The rate was set to fall to just 42 per cent next winter, to save a further £40,000, under a plan agreed in last year’s budget. It would have seen gritting confined to main roads and major link roads only.

But despite a relatively mild winter, there were chaotic scenes across the district as cars struggled in icy and snowy conditions and as a result the authority is now looking at reinstating some of the axed routes, rather than cutting them further.

Labour councillor Alex Ross-Shaw, whose portfolio includes highways, said they took public feedback seriously.

He said: “We received a lot of feedback from elected members and the public about the impact of this year’s changes.

“It was never an easy decision to make but the scale of government cuts mean we have to look at every area when making these cuts.”

He said they would make other efficiencies to ensure at least half the road network remained on gritting routes next year.

And added to the gritting budgets will be an extra £25,000 a year, raised through a better enforcement of a roadworks permit scheme.

Cllr Ross-Shaw said: “We can use this income to put a little bit back into the gritting service, which we know is something the public were keen to see. The precise streets that will be put back onto a gritting route will be determined in liaison with elected members.

“The funding will also be used to work with communities in setting up volunteer grit teams to encourage people to look after their own streets where we cannot justify putting it on the main gritting network.”

The Council’s Stockbridge depot, used as a base for gritting teams in the Keighley area, will also remain open, despite previous plans to close it - funded by increased income from planning and highways services.

Councillor Rebecca Poulsen, of the opposition Conservative group, gave the news a lukewarm welcome.
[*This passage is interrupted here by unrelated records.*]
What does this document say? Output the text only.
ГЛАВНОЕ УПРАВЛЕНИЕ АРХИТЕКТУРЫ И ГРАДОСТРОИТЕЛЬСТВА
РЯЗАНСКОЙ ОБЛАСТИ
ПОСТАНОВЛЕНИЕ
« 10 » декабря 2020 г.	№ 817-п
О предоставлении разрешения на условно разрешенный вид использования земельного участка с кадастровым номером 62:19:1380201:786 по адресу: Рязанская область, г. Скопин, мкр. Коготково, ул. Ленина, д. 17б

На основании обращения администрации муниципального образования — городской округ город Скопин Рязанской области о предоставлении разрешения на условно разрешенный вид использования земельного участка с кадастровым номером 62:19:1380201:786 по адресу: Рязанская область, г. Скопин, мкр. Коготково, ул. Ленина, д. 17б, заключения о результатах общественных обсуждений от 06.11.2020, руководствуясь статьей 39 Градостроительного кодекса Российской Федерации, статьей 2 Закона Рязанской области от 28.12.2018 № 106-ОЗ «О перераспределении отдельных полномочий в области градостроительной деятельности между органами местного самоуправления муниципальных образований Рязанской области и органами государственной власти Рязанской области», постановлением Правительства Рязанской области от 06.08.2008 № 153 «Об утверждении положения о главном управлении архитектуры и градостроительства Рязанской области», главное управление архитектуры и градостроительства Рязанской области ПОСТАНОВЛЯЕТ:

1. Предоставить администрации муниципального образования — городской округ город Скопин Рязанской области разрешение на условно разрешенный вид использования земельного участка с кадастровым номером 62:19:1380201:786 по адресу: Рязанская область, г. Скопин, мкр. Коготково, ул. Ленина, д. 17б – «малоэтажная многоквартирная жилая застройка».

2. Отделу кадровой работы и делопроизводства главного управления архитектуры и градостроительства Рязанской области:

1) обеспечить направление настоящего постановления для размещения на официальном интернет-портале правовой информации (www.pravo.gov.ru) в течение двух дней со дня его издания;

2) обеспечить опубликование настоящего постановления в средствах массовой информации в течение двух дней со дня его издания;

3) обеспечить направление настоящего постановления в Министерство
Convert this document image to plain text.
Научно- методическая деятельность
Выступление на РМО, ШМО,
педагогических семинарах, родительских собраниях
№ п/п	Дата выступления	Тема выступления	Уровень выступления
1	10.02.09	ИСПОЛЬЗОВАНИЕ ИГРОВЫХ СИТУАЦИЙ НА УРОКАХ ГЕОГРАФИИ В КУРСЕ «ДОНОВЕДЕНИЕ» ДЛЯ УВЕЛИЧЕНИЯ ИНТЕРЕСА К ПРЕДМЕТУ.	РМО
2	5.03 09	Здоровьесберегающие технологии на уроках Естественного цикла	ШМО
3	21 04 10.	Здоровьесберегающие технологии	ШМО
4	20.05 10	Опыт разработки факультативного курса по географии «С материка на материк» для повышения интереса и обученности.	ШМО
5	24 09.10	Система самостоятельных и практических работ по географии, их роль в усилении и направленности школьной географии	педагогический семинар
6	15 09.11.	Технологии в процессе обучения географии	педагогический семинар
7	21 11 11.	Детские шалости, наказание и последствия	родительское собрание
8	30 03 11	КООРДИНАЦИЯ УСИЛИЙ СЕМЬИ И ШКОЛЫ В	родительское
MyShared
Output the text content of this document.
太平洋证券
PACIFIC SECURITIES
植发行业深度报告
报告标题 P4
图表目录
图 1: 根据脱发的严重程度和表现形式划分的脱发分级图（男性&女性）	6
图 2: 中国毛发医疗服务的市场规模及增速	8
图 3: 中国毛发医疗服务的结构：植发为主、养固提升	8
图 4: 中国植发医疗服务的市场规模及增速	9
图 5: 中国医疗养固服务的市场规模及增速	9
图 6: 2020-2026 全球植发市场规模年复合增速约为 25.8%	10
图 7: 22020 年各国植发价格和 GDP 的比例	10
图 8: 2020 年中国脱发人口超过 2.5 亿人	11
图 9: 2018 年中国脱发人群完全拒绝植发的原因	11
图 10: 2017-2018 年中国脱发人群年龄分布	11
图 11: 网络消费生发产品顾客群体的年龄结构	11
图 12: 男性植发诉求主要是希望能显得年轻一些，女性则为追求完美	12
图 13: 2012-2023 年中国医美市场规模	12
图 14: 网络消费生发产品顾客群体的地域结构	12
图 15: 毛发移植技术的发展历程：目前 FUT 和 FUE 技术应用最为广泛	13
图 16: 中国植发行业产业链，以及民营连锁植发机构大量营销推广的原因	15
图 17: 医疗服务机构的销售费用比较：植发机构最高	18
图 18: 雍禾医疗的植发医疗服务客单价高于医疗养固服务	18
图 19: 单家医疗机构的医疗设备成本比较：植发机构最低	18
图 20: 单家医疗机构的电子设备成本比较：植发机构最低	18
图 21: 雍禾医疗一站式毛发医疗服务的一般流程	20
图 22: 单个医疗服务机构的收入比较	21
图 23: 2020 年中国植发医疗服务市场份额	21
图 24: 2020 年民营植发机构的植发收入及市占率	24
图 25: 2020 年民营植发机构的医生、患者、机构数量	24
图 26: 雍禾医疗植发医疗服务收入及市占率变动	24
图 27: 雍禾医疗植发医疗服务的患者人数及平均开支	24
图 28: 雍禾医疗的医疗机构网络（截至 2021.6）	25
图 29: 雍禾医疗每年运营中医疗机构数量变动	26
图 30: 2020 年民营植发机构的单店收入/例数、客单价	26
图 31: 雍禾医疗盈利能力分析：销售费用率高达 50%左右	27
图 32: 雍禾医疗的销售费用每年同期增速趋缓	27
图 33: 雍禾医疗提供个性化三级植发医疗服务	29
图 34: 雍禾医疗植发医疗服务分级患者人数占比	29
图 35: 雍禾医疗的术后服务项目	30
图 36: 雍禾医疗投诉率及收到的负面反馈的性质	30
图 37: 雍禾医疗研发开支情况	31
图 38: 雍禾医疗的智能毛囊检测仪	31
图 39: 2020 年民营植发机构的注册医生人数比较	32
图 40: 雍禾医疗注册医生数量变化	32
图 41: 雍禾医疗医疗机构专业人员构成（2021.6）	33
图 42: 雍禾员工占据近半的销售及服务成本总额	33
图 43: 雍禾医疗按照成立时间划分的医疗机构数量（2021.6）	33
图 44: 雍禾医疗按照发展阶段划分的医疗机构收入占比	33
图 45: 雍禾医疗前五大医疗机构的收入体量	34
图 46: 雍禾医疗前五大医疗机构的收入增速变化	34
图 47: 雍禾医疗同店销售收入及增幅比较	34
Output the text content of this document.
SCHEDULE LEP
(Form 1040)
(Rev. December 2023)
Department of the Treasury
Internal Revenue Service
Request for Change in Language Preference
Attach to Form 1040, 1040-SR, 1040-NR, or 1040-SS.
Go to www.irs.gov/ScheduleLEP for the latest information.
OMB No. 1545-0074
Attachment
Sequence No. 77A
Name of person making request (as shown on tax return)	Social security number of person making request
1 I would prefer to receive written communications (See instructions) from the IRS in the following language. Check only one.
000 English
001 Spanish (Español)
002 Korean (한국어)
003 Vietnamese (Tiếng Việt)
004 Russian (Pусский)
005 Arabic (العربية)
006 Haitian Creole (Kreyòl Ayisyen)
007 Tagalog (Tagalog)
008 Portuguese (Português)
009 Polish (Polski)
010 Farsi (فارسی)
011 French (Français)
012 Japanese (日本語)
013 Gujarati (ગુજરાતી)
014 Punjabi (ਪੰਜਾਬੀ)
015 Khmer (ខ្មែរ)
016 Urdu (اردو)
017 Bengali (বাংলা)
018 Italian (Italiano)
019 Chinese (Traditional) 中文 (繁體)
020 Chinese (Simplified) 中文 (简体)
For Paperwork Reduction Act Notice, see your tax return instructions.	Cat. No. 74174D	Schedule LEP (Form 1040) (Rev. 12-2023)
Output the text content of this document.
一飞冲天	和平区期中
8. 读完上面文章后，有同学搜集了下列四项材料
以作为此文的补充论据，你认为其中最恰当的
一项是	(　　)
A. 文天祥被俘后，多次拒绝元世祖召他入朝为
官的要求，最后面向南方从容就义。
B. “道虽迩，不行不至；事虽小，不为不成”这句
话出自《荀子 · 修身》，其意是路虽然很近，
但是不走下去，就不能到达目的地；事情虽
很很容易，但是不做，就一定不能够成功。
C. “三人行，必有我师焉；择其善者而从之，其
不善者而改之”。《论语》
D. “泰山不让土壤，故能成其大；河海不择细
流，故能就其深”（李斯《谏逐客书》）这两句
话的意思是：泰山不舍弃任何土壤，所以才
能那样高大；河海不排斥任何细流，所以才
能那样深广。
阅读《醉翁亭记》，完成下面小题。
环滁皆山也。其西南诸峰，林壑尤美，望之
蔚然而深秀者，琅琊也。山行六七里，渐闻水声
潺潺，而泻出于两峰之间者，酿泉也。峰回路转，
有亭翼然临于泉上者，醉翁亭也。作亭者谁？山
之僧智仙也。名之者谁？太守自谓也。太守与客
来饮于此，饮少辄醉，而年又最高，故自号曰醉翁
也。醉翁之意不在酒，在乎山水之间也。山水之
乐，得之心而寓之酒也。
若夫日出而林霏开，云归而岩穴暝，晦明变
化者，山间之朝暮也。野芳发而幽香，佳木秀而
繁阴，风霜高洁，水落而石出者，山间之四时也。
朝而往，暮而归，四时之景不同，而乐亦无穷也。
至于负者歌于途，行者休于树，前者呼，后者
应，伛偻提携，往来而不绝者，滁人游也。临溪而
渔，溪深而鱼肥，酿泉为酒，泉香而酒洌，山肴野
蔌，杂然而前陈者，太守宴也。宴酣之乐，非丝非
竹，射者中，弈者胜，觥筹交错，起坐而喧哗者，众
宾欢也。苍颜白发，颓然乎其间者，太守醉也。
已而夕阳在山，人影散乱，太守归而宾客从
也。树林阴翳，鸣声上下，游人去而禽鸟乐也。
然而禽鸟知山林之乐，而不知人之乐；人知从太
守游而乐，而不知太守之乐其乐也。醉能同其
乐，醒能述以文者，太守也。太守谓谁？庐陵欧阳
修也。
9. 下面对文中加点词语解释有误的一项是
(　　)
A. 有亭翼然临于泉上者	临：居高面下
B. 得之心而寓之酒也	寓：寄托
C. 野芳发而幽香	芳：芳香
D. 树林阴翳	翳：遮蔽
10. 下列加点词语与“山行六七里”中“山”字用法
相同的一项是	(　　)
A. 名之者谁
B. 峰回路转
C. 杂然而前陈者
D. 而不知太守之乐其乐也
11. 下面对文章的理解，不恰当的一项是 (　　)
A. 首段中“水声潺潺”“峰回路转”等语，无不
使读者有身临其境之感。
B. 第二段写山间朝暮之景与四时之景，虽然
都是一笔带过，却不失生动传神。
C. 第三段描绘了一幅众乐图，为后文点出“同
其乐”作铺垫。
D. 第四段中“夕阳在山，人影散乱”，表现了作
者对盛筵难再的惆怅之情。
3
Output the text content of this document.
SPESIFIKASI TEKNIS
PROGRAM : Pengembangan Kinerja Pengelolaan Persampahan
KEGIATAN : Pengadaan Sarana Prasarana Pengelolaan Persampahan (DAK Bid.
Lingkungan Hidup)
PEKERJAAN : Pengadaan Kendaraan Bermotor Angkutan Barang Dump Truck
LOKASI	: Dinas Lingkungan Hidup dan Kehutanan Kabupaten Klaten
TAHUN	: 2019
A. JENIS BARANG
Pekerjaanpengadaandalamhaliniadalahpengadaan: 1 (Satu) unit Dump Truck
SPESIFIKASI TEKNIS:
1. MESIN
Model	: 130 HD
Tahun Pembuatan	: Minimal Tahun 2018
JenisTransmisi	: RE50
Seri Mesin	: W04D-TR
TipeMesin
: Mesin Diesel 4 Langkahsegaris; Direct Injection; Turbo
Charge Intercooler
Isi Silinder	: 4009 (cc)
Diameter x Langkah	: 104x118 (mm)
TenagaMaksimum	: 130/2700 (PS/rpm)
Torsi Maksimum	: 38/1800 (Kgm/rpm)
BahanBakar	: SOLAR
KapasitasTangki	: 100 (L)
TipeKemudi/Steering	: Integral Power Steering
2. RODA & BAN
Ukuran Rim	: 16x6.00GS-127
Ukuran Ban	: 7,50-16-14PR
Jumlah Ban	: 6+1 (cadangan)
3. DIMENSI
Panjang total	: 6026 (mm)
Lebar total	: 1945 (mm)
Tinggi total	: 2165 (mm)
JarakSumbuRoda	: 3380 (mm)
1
She said: “My colleagues and I who represent small villages and rural communities have been inundated with complaints and queries from residents, desperate to know whether their roads are still on the routes to be gritted.”

But the Tories said they would restore all gritting routes back to 2015/16 levels under their alternative budget plans.

Councillor Jeanette Sunderland, leader of the Liberal Democrat group, said cutting gritting had been a false economy.

She gave the example of a bad crash in Ley Fleaks Road, Idle, during snowy weather last month, which was captured on video by a nearby driver.

She said: “The Council saved £300 by not gritting Ley Fleaks Road in Idle.

“It cost the police the wages of four police officers and two vehicles, as well as an ambulance and two people who had to come out and clean up the mess and grit it.

“So the cut was a ridiculous thing to do in the first place.”

There is an amber weather warning in place today as Yorkshire braces itself for Storm Doris.

Heavy winds and rain are expected, as well as snow over high ground, the Met Office has said.